MONITION

A faint wind, blowing from World's End,
Made strange the city street.
A strange sound mingled in the fall
Of the familiar feet.

Something unseen whirled with the leaves
To tap on door and sill.
Something unknown went whispering by
Even when the wind was still.

And men looked up with startled eyes
And hurried on their way,
As if they had been called, and told
How brief their day.

ON THE ROAD

Ever just over the top of the next brown rise
I expect some wonderful thing to flatter my eyes.
"What's yonder?" I ask of the first wayfarer I meet.
"Nothing!" he answers, and looks at my travel-worn feet.

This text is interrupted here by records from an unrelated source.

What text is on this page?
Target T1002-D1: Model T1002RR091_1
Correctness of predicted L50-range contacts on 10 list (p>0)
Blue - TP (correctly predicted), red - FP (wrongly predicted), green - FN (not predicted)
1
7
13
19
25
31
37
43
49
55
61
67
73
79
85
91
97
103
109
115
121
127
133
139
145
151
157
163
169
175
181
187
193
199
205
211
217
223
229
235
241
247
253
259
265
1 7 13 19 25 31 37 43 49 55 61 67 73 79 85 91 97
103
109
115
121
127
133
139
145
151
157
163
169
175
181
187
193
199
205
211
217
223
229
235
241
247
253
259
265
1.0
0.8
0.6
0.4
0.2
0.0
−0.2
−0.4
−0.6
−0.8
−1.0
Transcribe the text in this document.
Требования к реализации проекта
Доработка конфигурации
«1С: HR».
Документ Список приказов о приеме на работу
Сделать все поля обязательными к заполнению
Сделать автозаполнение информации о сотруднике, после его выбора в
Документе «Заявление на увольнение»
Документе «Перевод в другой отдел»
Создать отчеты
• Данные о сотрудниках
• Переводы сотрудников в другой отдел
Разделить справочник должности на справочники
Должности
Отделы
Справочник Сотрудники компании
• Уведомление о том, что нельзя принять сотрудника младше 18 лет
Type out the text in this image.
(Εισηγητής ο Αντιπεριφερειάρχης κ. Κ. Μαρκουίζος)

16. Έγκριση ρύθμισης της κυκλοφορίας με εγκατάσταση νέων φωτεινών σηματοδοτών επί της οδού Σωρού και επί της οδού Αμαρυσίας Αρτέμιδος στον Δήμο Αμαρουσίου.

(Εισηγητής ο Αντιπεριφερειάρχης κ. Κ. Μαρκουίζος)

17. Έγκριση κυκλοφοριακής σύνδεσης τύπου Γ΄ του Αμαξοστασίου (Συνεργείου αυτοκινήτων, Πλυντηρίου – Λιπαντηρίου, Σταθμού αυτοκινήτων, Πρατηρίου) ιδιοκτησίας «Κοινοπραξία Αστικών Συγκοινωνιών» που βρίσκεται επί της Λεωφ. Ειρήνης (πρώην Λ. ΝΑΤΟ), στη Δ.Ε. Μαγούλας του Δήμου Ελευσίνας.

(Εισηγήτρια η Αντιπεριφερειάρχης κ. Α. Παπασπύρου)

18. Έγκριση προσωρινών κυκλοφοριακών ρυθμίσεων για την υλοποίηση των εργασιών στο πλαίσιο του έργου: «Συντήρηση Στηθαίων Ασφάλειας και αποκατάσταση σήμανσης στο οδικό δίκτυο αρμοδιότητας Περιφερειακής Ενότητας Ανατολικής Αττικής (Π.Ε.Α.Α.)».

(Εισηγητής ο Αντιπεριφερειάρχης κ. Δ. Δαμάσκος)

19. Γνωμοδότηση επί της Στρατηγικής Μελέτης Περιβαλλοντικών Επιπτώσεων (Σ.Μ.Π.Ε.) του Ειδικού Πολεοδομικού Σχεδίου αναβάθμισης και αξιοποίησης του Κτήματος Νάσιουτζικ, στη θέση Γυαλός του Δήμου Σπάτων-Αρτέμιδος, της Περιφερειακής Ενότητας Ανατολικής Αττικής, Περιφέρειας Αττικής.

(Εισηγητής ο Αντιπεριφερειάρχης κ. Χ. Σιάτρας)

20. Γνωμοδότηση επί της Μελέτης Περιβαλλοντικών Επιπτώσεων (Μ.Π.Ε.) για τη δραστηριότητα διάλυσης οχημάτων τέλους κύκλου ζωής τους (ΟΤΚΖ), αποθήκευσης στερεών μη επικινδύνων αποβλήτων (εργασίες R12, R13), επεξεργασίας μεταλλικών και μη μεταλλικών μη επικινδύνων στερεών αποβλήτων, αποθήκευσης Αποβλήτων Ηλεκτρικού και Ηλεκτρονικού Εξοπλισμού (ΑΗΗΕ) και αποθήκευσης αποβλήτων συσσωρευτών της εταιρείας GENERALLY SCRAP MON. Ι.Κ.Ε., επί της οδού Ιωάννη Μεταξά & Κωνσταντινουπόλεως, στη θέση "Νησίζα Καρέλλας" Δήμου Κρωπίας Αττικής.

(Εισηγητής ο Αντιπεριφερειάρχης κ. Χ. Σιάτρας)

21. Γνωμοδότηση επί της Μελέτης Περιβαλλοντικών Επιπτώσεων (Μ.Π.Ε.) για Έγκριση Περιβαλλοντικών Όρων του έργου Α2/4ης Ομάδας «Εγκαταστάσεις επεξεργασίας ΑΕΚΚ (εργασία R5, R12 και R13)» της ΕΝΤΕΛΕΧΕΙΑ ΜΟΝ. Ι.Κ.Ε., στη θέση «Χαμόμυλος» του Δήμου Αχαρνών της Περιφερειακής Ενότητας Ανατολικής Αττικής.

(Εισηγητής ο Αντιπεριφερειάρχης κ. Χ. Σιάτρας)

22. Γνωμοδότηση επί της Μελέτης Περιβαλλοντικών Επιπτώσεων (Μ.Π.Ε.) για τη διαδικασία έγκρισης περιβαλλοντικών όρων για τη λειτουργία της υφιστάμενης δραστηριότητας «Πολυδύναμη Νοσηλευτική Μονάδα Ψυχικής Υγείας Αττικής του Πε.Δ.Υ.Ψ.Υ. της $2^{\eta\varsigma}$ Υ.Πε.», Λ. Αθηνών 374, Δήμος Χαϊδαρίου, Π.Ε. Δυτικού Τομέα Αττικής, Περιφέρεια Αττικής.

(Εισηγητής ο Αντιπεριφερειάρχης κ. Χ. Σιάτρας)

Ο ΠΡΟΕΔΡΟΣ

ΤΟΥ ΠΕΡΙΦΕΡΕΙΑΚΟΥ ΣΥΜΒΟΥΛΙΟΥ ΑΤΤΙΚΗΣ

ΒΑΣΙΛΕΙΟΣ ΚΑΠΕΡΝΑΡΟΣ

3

"Only more hills and more hills, like the many you've passed,
With rough country between, and a poor enough inn at the last."
But already I am a-move, for I see he is blind,
And I hate that old grumble I've listened to time out of mind.

I've tramped it too long not to know there is truth in it still,
That lure of the turn of the road, of the crest of the hill.
So I breast me the rise with full hope, well assured I shall see
Some new prospect of joy, some brave venture a tip-toe for me.

For I have come far, and confronted the calm and the strife.
I have fared wide, and bit deep in the apple of life.
It is sweet at the rind, but oh, sweeter still at the core;
And whatever be gained, yet the reach of the morrow is more.